A mudança era inevitável. Os caixotes começaram a encher-se com os seus objetos familiares. A casa azul esvaziava-se, as paredes desnudavam-se e Leo estava ainda mais triste. Ainda que tivessem de sair, o pai sugeriu que pintassem as paredes da casa azul, o que os deixou um pouco menos tristes. A nova casa também estava vazia e Leo, envolto na sua tristeza, odiava-a. O pai disse~lhe que não fazia mal.

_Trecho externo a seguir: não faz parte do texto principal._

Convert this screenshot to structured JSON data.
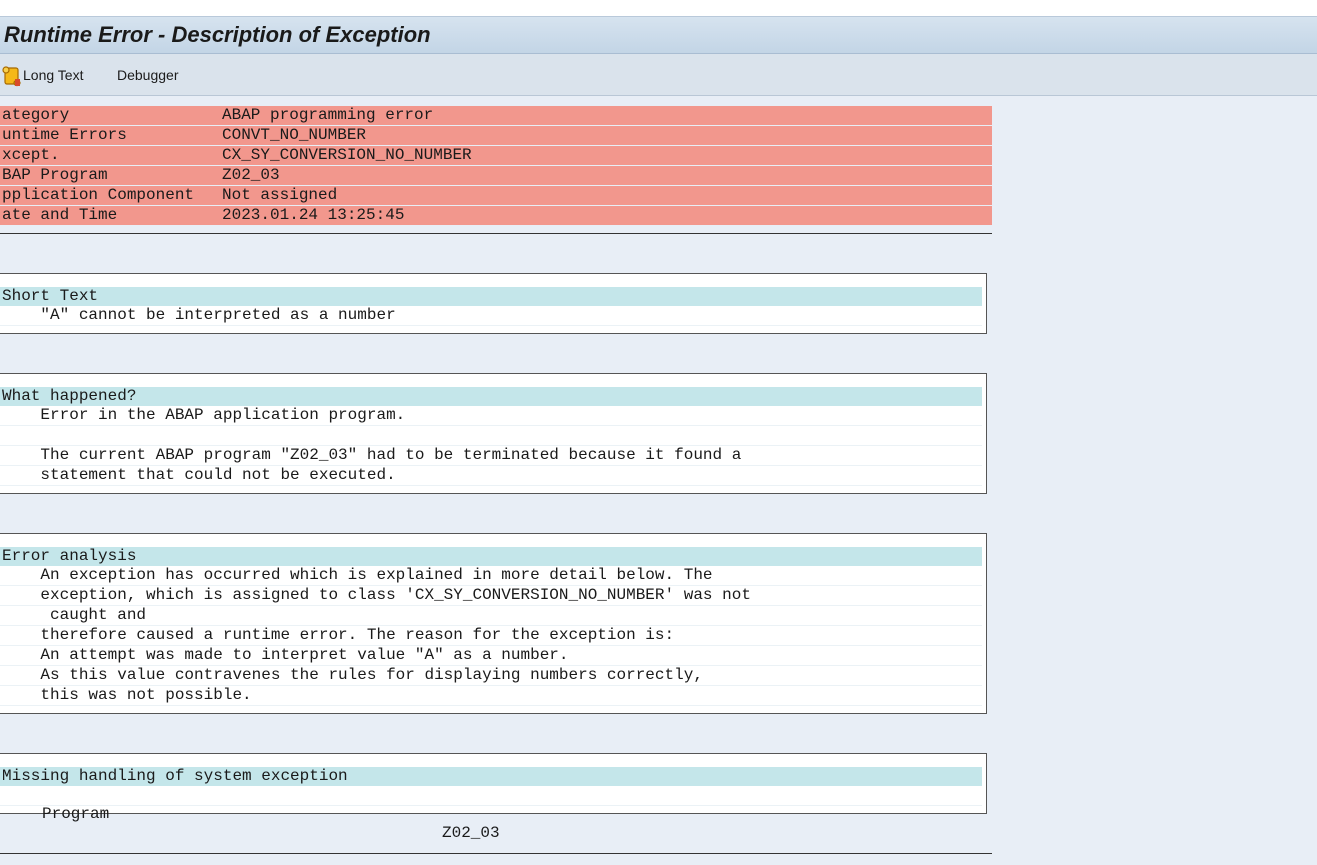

Cedo percebemos ter entrado na casa de uma família monoparental. Comovemo-nos com o amor e a inteligência com que este pai pinta os dias. Admiramos a resiliência e a força com que contagia o filho nos momentos adversos da vida. Um dia, voltaram ao lugar da casa azul. Tiveram de fechar os olhos para a recordar. Decidiram pintar, também, as paredes da nova casa e a tristeza, lentamente, começou a ir embora. Pouco a pouco, a nova casa foi-se vestindo com os objetos familiares, o Leo e pai voltaram a fazer tartes, a dançar e a cantar. A nova casa tornava-se a casa deles. A casa azul, essa, seria deles para sempre. Mesmo que no seu lugar se veja, agora, um enorme prédio.
Gostamos muito do trabalho de Wahl e da coerência de que os seus livros sempre se revestem. As ilustrações feitas com diversos materiais, incluindo colagem, cativam pequenos e grandes leitores. A paleta forte e as texturas utilizadas, quer para os objetos, quer para as roupas dos dois protagonistas, acarretam-nos a sensação de estar a entrar numa verdadeira casa de família. Fica-nos a vontade de ser amigos do Leo e do pai. Gostamos de tudo na casa azul. Voltamos a gostar de tudo na nova casa. Dos discos de vinil, das referências implícitas à música e aos livros, do gato sempre presente e que também tem de se ajustar à nova morada, do amor e da cumplicidade entre pai e filho. Partilhamos a revolta e a injustiça, tornamo-nos fortes por eles. E ficamos com vontade de deixar a porta escancarada para que todos vocês possam entrar.